剣心一如!~「教えてやろうか?恋の仕方」─香取くんの恋愛指南は辛く厳しく、超絶甘い!?

「星宮の家、どこ?」

「桜通り沿いの大きい郵便局の近くだよ」

「ふぅん」

 いつものようにあんまり興味なさげに香取くんが応える。


 夕暮れの街を二台で走る。
 空の雲も建物も葉桜の並木もみんなすみれ色に染まる中をただ黙って漕ぎ続ける。

 やがて郵便局が見えてきて、その角を曲がる。
 曲がる時に後ろを振り返る。

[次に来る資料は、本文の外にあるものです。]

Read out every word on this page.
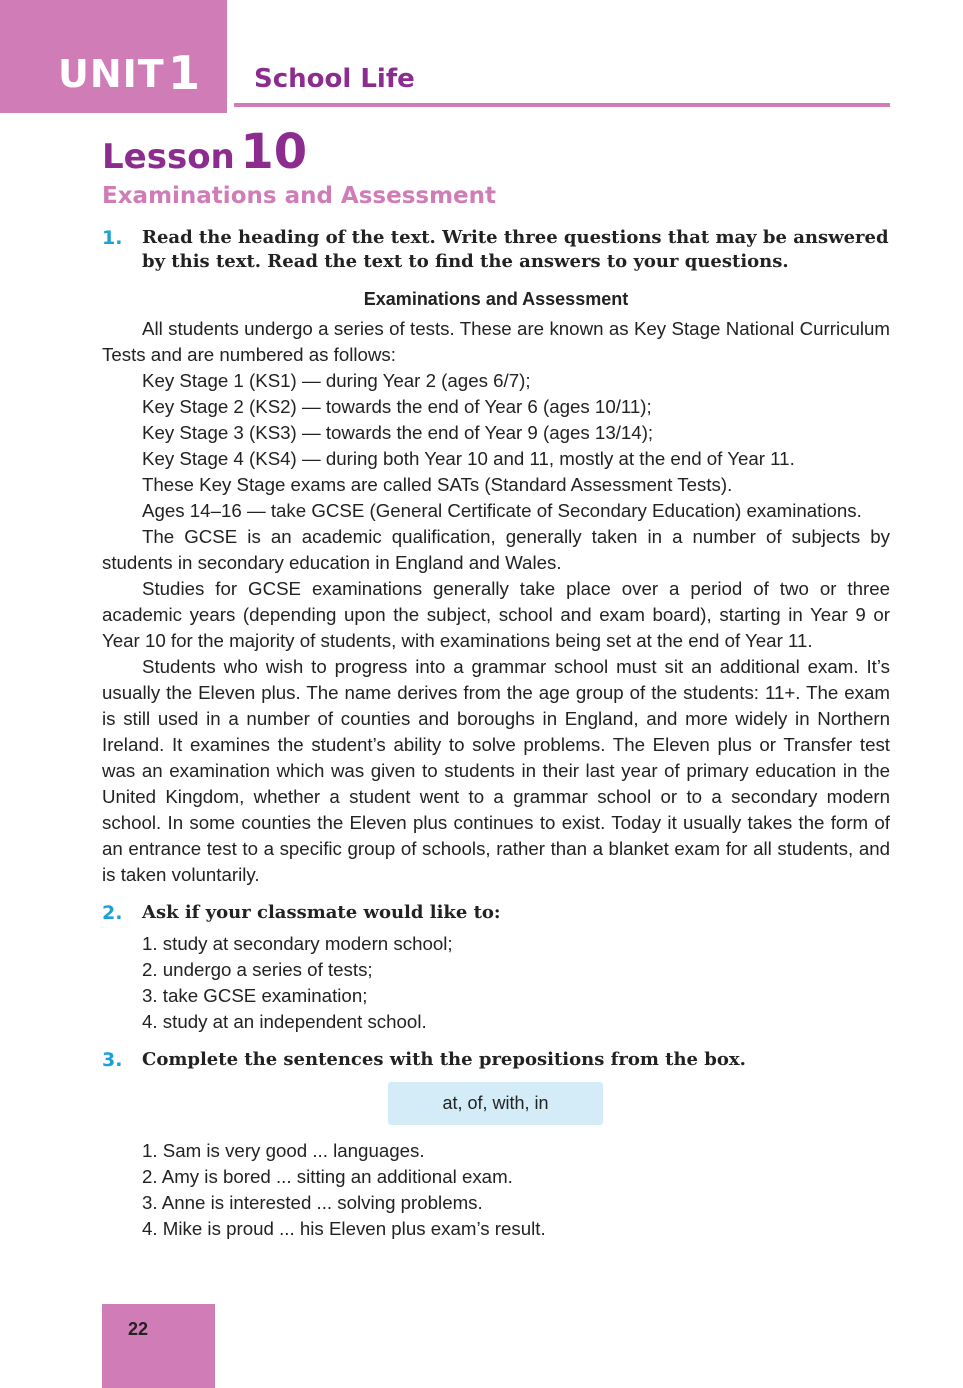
UNIT 1 School Life
Lesson 10
Examinations and Assessment
1. Read the heading of the text. Write three questions that may be answered by this text. Read the text to find the answers to your questions.
Examinations and Assessment

All students undergo a series of tests. These are known as Key Stage National Curriculum Tests and are numbered as follows:

Key Stage 1 (KS1) — during Year 2 (ages 6/7);

Key Stage 2 (KS2) — towards the end of Year 6 (ages 10/11);

Key Stage 3 (KS3) — towards the end of Year 9 (ages 13/14);

Key Stage 4 (KS4) — during both Year 10 and 11, mostly at the end of Year 11.

These Key Stage exams are called SATs (Standard Assessment Tests).

Ages 14–16 — take GCSE (General Certificate of Secondary Education) examinations.

The GCSE is an academic qualification, generally taken in a number of subjects by students in secondary education in England and Wales.

Studies for GCSE examinations generally take place over a period of two or three academic years (depending upon the subject, school and exam board), starting in Year 9 or Year 10 for the majority of students, with examinations being set at the end of Year 11.

Students who wish to progress into a grammar school must sit an additional exam. It’s usually the Eleven plus. The name derives from the age group of the students: 11+. The exam is still used in a number of counties and boroughs in England, and more widely in Northern Ireland. It examines the student’s ability to solve problems. The Eleven plus or Transfer test was an examination which was given to students in their last year of primary education in the United Kingdom, whether a student went to a grammar school or to a secondary modern school. In some counties the Eleven plus continues to exist. Today it usually takes the form of an entrance test to a specific group of schools, rather than a blanket exam for all students, and is taken voluntarily.

2. Ask if your classmate would like to:
1. study at secondary modern school;
2. undergo a series of tests;
3. take GCSE examination;
4. study at an independent school.
3. Complete the sentences with the prepositions from the box.
at, of, with, in
1. Sam is very good ... languages.
2. Amy is bored ... sitting an additional exam.
3. Anne is interested ... solving problems.
4. Mike is proud ... his Eleven plus exam’s result.
22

白いクロスバイクで香取くんがついてくる。
 いつもの慣れた道なのに、振り返る度香取くんの姿が見えると何かほっとする。

 無口でクールな彼なのに、傍にいると暖かい気持ちになるのは何故?─


 郵便局の裏手の住宅街に入ると直ぐにうちのマンションが見える。

(うち、近過ぎだよ…)


 マンションの前で自転車を止める。

「うちここなんだ。ありがとう」

「あぁ」


(もっと一緒にいたい…)

 なんでそんなこと思ってしまうのかな?私。


「じゃ」

「あっ!香取くん!」


 引き返そうとする香取くんを咄嗟に呼び止めた。